Everyone here is right.

But the most right are those with parallel trackers.  @lewm  This is the only condition in which there can be a linear relationship between cantilever/stylus correctly mounted in cantilever and groove.  Beware.  Many so-called high-end cartridges do not have accurately mounted stylii.  They are often out by a few degrees, nulling all the efforts we make in set-up.
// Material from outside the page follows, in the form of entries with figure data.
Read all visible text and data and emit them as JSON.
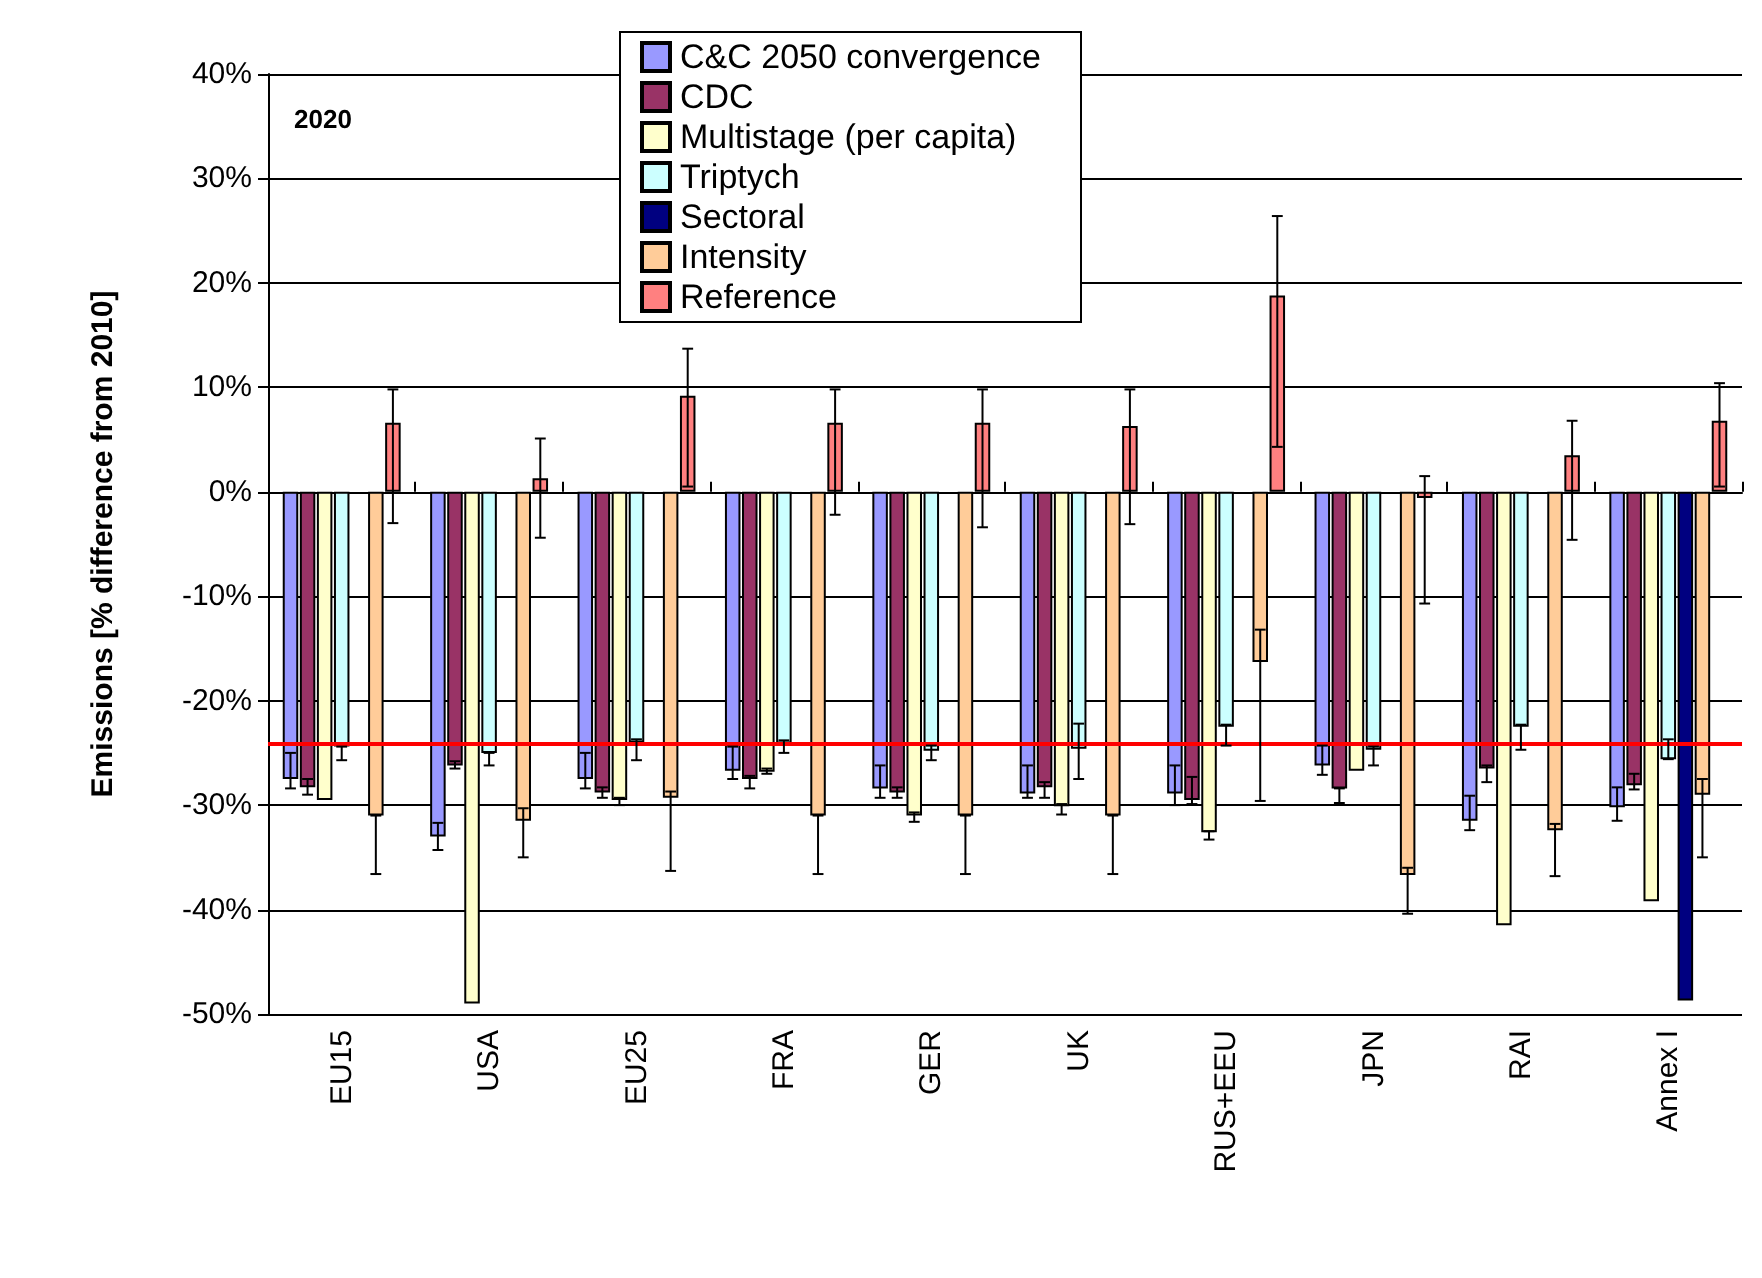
{
  "chart_data": {
    "type": "bar",
    "title": "2020",
    "ylabel": "Emissions [% difference from 2010]",
    "categories": [
      "EU15",
      "USA",
      "EU25",
      "FRA",
      "GER",
      "UK",
      "RUS+EEU",
      "JPN",
      "RAI",
      "Annex I"
    ],
    "ylim": [
      -50,
      40
    ],
    "yticks": [
      {
        "value": -50,
        "label": "-50%"
      },
      {
        "value": -40,
        "label": "-40%"
      },
      {
        "value": -30,
        "label": "-30%"
      },
      {
        "value": -20,
        "label": "-20%"
      },
      {
        "value": -10,
        "label": "-10%"
      },
      {
        "value": 0,
        "label": "0%"
      },
      {
        "value": 10,
        "label": "10%"
      },
      {
        "value": 20,
        "label": "20%"
      },
      {
        "value": 30,
        "label": "30%"
      },
      {
        "value": 40,
        "label": "40%"
      }
    ],
    "grid": "y",
    "legend": "top",
    "series": [
      {
        "name": "C&C 2050 convergence",
        "color": "#9999ff",
        "values": [
          -27.5,
          -33,
          -27.5,
          -26.7,
          -28.4,
          -28.9,
          -28.9,
          -26.2,
          -31.5,
          -30.2
        ],
        "errors": [
          [
            -28.4,
            -25
          ],
          [
            -34.3,
            -31.7
          ],
          [
            -28.4,
            -25
          ],
          [
            -27.5,
            -24.4
          ],
          [
            -29.3,
            -26.2
          ],
          [
            -29.3,
            -26.2
          ],
          [
            -30,
            -26.2
          ],
          [
            -27.1,
            -24.3
          ],
          [
            -32.4,
            -29.1
          ],
          [
            -31.5,
            -28.3
          ]
        ]
      },
      {
        "name": "CDC",
        "color": "#993366",
        "values": [
          -28.3,
          -26.2,
          -28.8,
          -27.5,
          -28.8,
          -28.3,
          -29.5,
          -28.4,
          -26.5,
          -28.1
        ],
        "errors": [
          [
            -29,
            -27.5
          ],
          [
            -26.5,
            -25.8
          ],
          [
            -29.3,
            -28.3
          ],
          [
            -28.4,
            -27.2
          ],
          [
            -29.3,
            -28.3
          ],
          [
            -29.3,
            -27.8
          ],
          [
            -29.9,
            -27.3
          ],
          [
            -29.8,
            -28.4
          ],
          [
            -27.8,
            -26.2
          ],
          [
            -28.5,
            -27
          ]
        ]
      },
      {
        "name": "Multistage (per capita)",
        "color": "#ffffcc",
        "values": [
          -29.5,
          -49,
          -29.5,
          -26.8,
          -31,
          -30.1,
          -32.6,
          -26.7,
          -41.5,
          -39.2
        ],
        "errors": [
          null,
          null,
          [
            -30,
            -29.3
          ],
          [
            -27,
            -26.5
          ],
          [
            -31.6,
            -30.7
          ],
          [
            -30.9,
            -29.9
          ],
          [
            -33.3,
            -32.5
          ],
          null,
          null,
          null
        ]
      },
      {
        "name": "Triptych",
        "color": "#ccffff",
        "values": [
          -24.4,
          -25,
          -24,
          -24.1,
          -24.8,
          -24.6,
          -22.5,
          -24.7,
          -22.5,
          -25.6
        ],
        "errors": [
          [
            -25.7,
            -24.4
          ],
          [
            -26.2,
            -25
          ],
          [
            -25.7,
            -23.7
          ],
          [
            -25,
            -23.8
          ],
          [
            -25.7,
            -24.3
          ],
          [
            -27.5,
            -22.2
          ],
          [
            -24.3,
            -22.3
          ],
          [
            -26.2,
            -24.4
          ],
          [
            -24.7,
            -22.3
          ],
          [
            -25.6,
            -23.7
          ]
        ]
      },
      {
        "name": "Sectoral",
        "color": "#000080",
        "values": [
          null,
          null,
          null,
          null,
          null,
          null,
          null,
          null,
          null,
          -48.7
        ]
      },
      {
        "name": "Intensity",
        "color": "#ffcc99",
        "values": [
          -31,
          -31.5,
          -29.3,
          -31,
          -31,
          -31,
          -16.3,
          -36.7,
          -32.4,
          -29
        ],
        "errors": [
          [
            -36.6,
            -31
          ],
          [
            -35,
            -30.3
          ],
          [
            -36.3,
            -28.7
          ],
          [
            -36.6,
            -31
          ],
          [
            -36.6,
            -31
          ],
          [
            -36.6,
            -31
          ],
          [
            -29.6,
            -13.2
          ],
          [
            -40.4,
            -36
          ],
          [
            -36.8,
            -31.8
          ],
          [
            -35,
            -27.5
          ]
        ]
      },
      {
        "name": "Reference",
        "color": "#ff8080",
        "values": [
          6.6,
          1.3,
          9.2,
          6.6,
          6.6,
          6.3,
          18.8,
          -0.6,
          3.5,
          6.8
        ],
        "errors": [
          [
            -3,
            9.8
          ],
          [
            -4.4,
            5.1
          ],
          [
            0.5,
            13.7
          ],
          [
            -2.2,
            9.8
          ],
          [
            -3.4,
            9.8
          ],
          [
            -3.1,
            9.8
          ],
          [
            4.3,
            26.4
          ],
          [
            -10.7,
            1.5
          ],
          [
            -4.6,
            6.8
          ],
          [
            0.5,
            10.4
          ]
        ]
      }
    ],
    "ref_lines": [
      {
        "axis": "y",
        "value": -24.1,
        "color": "#ff0000"
      }
    ]
  }
}
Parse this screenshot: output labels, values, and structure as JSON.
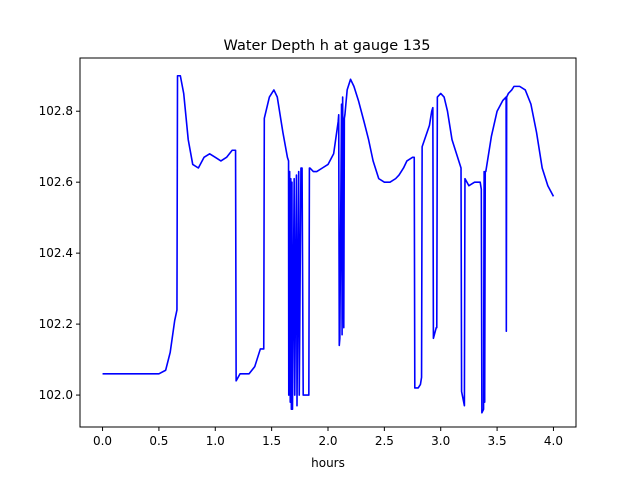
{
  "chart_data": {
    "type": "line",
    "title": "Water Depth h at gauge 135",
    "xlabel": "hours",
    "ylabel": "",
    "xlim": [
      -0.2,
      4.2
    ],
    "ylim": [
      101.91,
      102.95
    ],
    "xticks": [
      0.0,
      0.5,
      1.0,
      1.5,
      2.0,
      2.5,
      3.0,
      3.5,
      4.0
    ],
    "xtick_labels": [
      "0.0",
      "0.5",
      "1.0",
      "1.5",
      "2.0",
      "2.5",
      "3.0",
      "3.5",
      "4.0"
    ],
    "yticks": [
      102.0,
      102.2,
      102.4,
      102.6,
      102.8
    ],
    "ytick_labels": [
      "102.0",
      "102.2",
      "102.4",
      "102.6",
      "102.8"
    ],
    "grid": false,
    "legend": "none",
    "series": [
      {
        "color": "#0000ff",
        "x": [
          0.0,
          0.2,
          0.5,
          0.56,
          0.6,
          0.64,
          0.66,
          0.665,
          0.69,
          0.72,
          0.76,
          0.8,
          0.85,
          0.9,
          0.95,
          1.0,
          1.05,
          1.1,
          1.15,
          1.18,
          1.185,
          1.22,
          1.25,
          1.3,
          1.35,
          1.4,
          1.43,
          1.435,
          1.48,
          1.52,
          1.55,
          1.6,
          1.64,
          1.65,
          1.652,
          1.66,
          1.665,
          1.67,
          1.675,
          1.68,
          1.685,
          1.7,
          1.705,
          1.72,
          1.725,
          1.74,
          1.745,
          1.76,
          1.77,
          1.78,
          1.785,
          1.8,
          1.82,
          1.83,
          1.835,
          1.84,
          1.87,
          1.9,
          1.95,
          2.0,
          2.05,
          2.09,
          2.095,
          2.1,
          2.105,
          2.12,
          2.125,
          2.13,
          2.14,
          2.145,
          2.15,
          2.17,
          2.2,
          2.23,
          2.27,
          2.32,
          2.36,
          2.4,
          2.45,
          2.5,
          2.55,
          2.6,
          2.63,
          2.67,
          2.7,
          2.75,
          2.765,
          2.77,
          2.8,
          2.82,
          2.83,
          2.835,
          2.9,
          2.92,
          2.93,
          2.935,
          2.96,
          2.965,
          2.97,
          3.0,
          3.03,
          3.06,
          3.1,
          3.15,
          3.18,
          3.185,
          3.21,
          3.215,
          3.25,
          3.3,
          3.35,
          3.36,
          3.365,
          3.38,
          3.385,
          3.39,
          3.395,
          3.4,
          3.45,
          3.5,
          3.55,
          3.58,
          3.582,
          3.585,
          3.6,
          3.63,
          3.65,
          3.66,
          3.7,
          3.75,
          3.8,
          3.85,
          3.9,
          3.95,
          4.0
        ],
        "y": [
          102.06,
          102.06,
          102.06,
          102.07,
          102.12,
          102.21,
          102.24,
          102.9,
          102.9,
          102.85,
          102.72,
          102.65,
          102.64,
          102.67,
          102.68,
          102.67,
          102.66,
          102.67,
          102.69,
          102.69,
          102.04,
          102.06,
          102.06,
          102.06,
          102.08,
          102.13,
          102.13,
          102.78,
          102.84,
          102.86,
          102.84,
          102.74,
          102.67,
          102.66,
          102.0,
          102.63,
          101.98,
          102.61,
          101.96,
          102.6,
          101.96,
          102.61,
          102.0,
          102.62,
          101.97,
          102.63,
          102.0,
          102.64,
          102.64,
          102.0,
          102.0,
          102.0,
          102.0,
          102.0,
          102.64,
          102.64,
          102.63,
          102.63,
          102.64,
          102.65,
          102.68,
          102.77,
          102.79,
          102.14,
          102.16,
          102.82,
          102.17,
          102.84,
          102.19,
          102.78,
          102.79,
          102.86,
          102.89,
          102.87,
          102.83,
          102.77,
          102.72,
          102.66,
          102.61,
          102.6,
          102.6,
          102.61,
          102.62,
          102.64,
          102.66,
          102.67,
          102.67,
          102.02,
          102.02,
          102.03,
          102.05,
          102.7,
          102.76,
          102.8,
          102.81,
          102.16,
          102.19,
          102.19,
          102.84,
          102.85,
          102.84,
          102.8,
          102.72,
          102.67,
          102.64,
          102.01,
          101.97,
          102.61,
          102.59,
          102.6,
          102.6,
          102.58,
          101.95,
          101.96,
          102.63,
          101.98,
          102.63,
          102.63,
          102.73,
          102.8,
          102.83,
          102.84,
          102.18,
          102.84,
          102.85,
          102.86,
          102.87,
          102.87,
          102.87,
          102.86,
          102.82,
          102.74,
          102.64,
          102.59,
          102.56
        ]
      }
    ]
  }
}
Clearthinker, Your remark about parallel tracking tonearms is totally beside the point, but someone will always bring up parallel tracking tonearms in a discussion about alignment, so you cannot be blamed. But it doesn’t help us or the OP to understand why he is happy with his SQ despite being 5mm off in alignment. My point is that tracking angle error (TAE), while it is best minimized, does not so obviously manifest itself as "distortion" in the electrical sense. For my evidence, I give you underhung tonearms with zero headshell offset angle. Such underhung tonearms can only achieve a single null point on the surface of the LP, where also the skating force is zero, and deliver gobs of TAE at the extremes of the arc across the LP surface, much more TAE than almost any "properly aligned" overhung tonearm with an offset headshell. And yet, my experience with two different examples suggests their TAE is relatively harmless to SQ.  I admit this is subjective evidence, and I have not made measurements.  But neither have the alignment police.

Beware.  Many so-called high-end cartridges do not have accurately mounted stylii.  They are often out by a few degrees, nulling all the efforts we make in set-up.

Uh,what does a linear tracker do to solve problems with stylii not mounted square to the cantilever?